Devant les caméras de télé, Giaba descend sur le terrain prend le micro, le silence s'installe devant la solennité du moment:

« Ce soir, deux valeureuses équipes se sont affrontées ; Elles se sont préparées à cet affrontement sportif de haut niveau. La victoire ou la défaite, il fallait choisir. Pourtant, ce soir, ce sont les sentiments qui ont triomphé.
Par-delà le sport, par-delà les rivalités, par-delà les clivages, l'amour entre une mère et sa fille ont été plus important que ce magnifique match. Avant d'être des sportifs, nous sommes des êtres humains, avec des valeurs, des émotions, des joies et des peines. Le sport, ça n'est pas que la rivalité, le sport c'est aussi le respect de toutes les valeurs humaines qui nous permettent de nous dépasser, le sport c'est aussi l'amour de son prochain.Ce soir, nous nous sommes donnés corps et âmes, et malgré le score, nous n'avons pas perdu. Ce soir, c'est l'amour qui a gagné.

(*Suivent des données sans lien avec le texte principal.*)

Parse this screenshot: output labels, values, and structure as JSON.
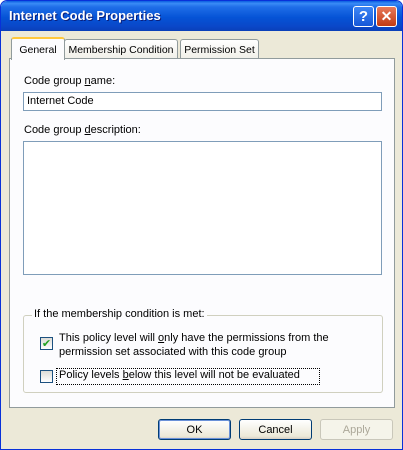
{
  "window": {
    "title": "Internet Code Properties",
    "help_glyph": "?",
    "close_glyph": "✕"
  },
  "tabs": [
    {
      "label": "General",
      "active": true
    },
    {
      "label": "Membership Condition",
      "active": false
    },
    {
      "label": "Permission Set",
      "active": false
    }
  ],
  "general": {
    "name_label_pre": "Code group ",
    "name_label_accel": "n",
    "name_label_post": "ame:",
    "name_value": "Internet Code",
    "desc_label_pre": "Code group ",
    "desc_label_accel": "d",
    "desc_label_post": "escription:",
    "desc_value": "",
    "group_title": "If the membership condition is met:",
    "check1": {
      "checked": true,
      "line1_pre": "This policy level will ",
      "line1_accel": "o",
      "line1_post": "nly have the permissions from the",
      "line2": "permission set associated with this code group"
    },
    "check2": {
      "checked": false,
      "pre": "Policy levels ",
      "accel": "b",
      "post": "elow this level will not be evaluated"
    },
    "check_glyph": "✔"
  },
  "buttons": {
    "ok": "OK",
    "cancel": "Cancel",
    "apply": "Apply"
  },
  "colors": {
    "titlebar": "#0553d6",
    "face": "#ece9d8",
    "panel": "#fcfcfe",
    "active_tab_accent": "#ffc83c"
  }
}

On est Corses dans l'âme, on s'est donné corps et âmes. Il n'y a pas que la victoire qui compte, il y a aussi toutes les valeurs du sport. L'amitié, le fairplay, le respect. Nous avons disputé un match de haute lutte, et au-delà de la victoire, au-delà des différences, nous avons découvert et montré au monde ce qu'est l'âme de la corse. Simu Corsi è simu fieri, issa lissa ! »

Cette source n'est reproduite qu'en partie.